新生宮古の行く路

 
教師は授業で勝負する

数量化できない感性や知性を育む実践

宮川 時子

 子どもの学力低下が社会問題となり、特に数学・理科においてその傾向が指摘されている。平成x年4月には全国学力調査が小学校6年と中学校3年で実施され、その分析が全国的に行われる。しかし、数量化できない豊かな感性や知性をはぐくむ教育の有り様こそが深刻な問題だと思われてならない。先だって、宮古教育事務所主催の臨時的任用職員研修会において、「今、子どもたちに教えたいこと」という演題で講話がなされ、参加した本校の職員からその資料の提供があった。
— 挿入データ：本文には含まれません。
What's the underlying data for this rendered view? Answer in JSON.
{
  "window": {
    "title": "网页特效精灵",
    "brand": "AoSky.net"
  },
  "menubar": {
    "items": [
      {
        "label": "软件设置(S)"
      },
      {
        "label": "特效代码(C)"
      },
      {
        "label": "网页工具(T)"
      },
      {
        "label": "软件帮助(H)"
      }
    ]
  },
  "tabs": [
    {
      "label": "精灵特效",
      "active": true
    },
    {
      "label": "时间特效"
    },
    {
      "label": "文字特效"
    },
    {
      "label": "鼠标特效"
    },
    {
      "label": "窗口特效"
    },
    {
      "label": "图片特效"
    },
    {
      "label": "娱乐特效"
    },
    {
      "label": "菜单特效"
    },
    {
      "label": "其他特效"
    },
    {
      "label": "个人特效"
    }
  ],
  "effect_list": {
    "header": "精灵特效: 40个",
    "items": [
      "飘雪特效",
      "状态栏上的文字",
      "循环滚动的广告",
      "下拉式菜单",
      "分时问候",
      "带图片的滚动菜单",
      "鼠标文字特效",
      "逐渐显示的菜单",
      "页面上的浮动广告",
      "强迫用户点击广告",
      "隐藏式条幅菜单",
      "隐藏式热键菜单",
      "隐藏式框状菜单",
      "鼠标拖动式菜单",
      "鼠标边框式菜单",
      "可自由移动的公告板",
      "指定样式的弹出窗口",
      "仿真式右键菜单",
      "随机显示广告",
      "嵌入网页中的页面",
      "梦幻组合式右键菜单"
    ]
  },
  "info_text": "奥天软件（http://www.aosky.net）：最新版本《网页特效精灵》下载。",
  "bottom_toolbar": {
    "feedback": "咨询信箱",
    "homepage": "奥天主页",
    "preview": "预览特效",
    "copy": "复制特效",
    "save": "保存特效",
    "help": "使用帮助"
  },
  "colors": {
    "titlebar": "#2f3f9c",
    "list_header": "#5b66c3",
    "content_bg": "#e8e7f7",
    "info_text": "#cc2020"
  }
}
レジュメの中には、他者と共に支え合って生きるための人間関係性の喪失、関係性の歪みについて指摘があり、自己決定する経験の不足、自我の未発達や責任感の実感の欠如を招く適応的退行が示されていた。
 どの子にもゆきとどいた教育を、どの子にも基礎学力の保障を、どの子にも豊かな心を、と教育現場では研鑽の日々が続くが、人間関係づくりを基底に熱意溢れる授業づくりに邁進する先生方の姿勢には敬服するものがある。
 教師は授業で勝負する、これはかつて教師を本分とする者の合い言葉であった。多様化する価値観や教師に対する不信感が渦巻く中で、教師が元気を失い、この合い言葉がゆらぎつつある昨今ではあるが、宮古地区の中には優秀で情熱溢れる教師が多々いる。これまで、多くの先生方の授業を参観させていただく機会や共同研究等を通し、地道で根強い授業実践が、如実に子どもを成長させる様を観ることもできた。すぐれた授業には、教師の経験に裏打ちされた教材の選択があり、授業の工夫がある。
 現在、各幼・小・中学校では、子どもたちの実態や学校課題に即した組織的で実践的な校内研修が進められている。本校でも、先日「特別活動」の授業研究会が持たれ、学級目標や子どもたちの人間関係に着目し、学級課題にどう取り組むか、具体的な授業提案が行われた。共に支え合い高め合う集団をどうつくりだすか、子どもたちの気付きを個々の視点から集団の視点へと発展させる糸口となる授業であった。教師の学級づくりに対する溢れんばかりの思いと熱意、継続的できめ細かな子ども観察と記録から生み出された授業であり、まさに経験に裏打ちされた力強く発展性のある授業であった。 
 よく、すぐれた授業の条件として、「子どもの生活に結びついた楽しい授業の工夫」「学び自体のおもしろさを保障する授業の工夫」があげられるが、教科の実践においても、子どもたちの知的好奇心を揺さぶり、魅力ある授業を展開している先生方も数多くいらっしゃる。子どもたち一人一人に、わかる喜びや、成功への体験を味わわせるため、日々授業づくりに取り組む先生方を目の当たりにしたとき、教育に携わる一人の人間として純粋な感動を覚える。
 現在、教師に対する社会的な信頼が揺らぐなか、ややもすると学校批判や教師批判だけがクローズアップされがちだが、一人一人の教師の授業づくりへの思いや、児童生徒との対峙の日々に思いを巡らせ、その教育実践に真摯な目を向ける多くの人々がいることも事実である。その人々の温かい前向きな声援や支援に支えられ、教師力が生き生きと開花するばかりでなく、授業力がさらに磨きをかけられる。今日も又、多くの先生方が子ども一人一人の豊かな成長をめざし様々なアプローチで体当たりの授業を実践している。教師は授業で勝負するのである。
 宮川 時子(みやかわ・ときこ) 1950(昭和25)年4月15日生まれ。56歳。下地字川満出身。西表小・中学校、池間中学校、下地中学校、砂川中学校、平良中学校、西辺中学校教諭、宮古教育事務所指導主事、主任指導主事を経て現在、宮古島市立鏡原中学校長。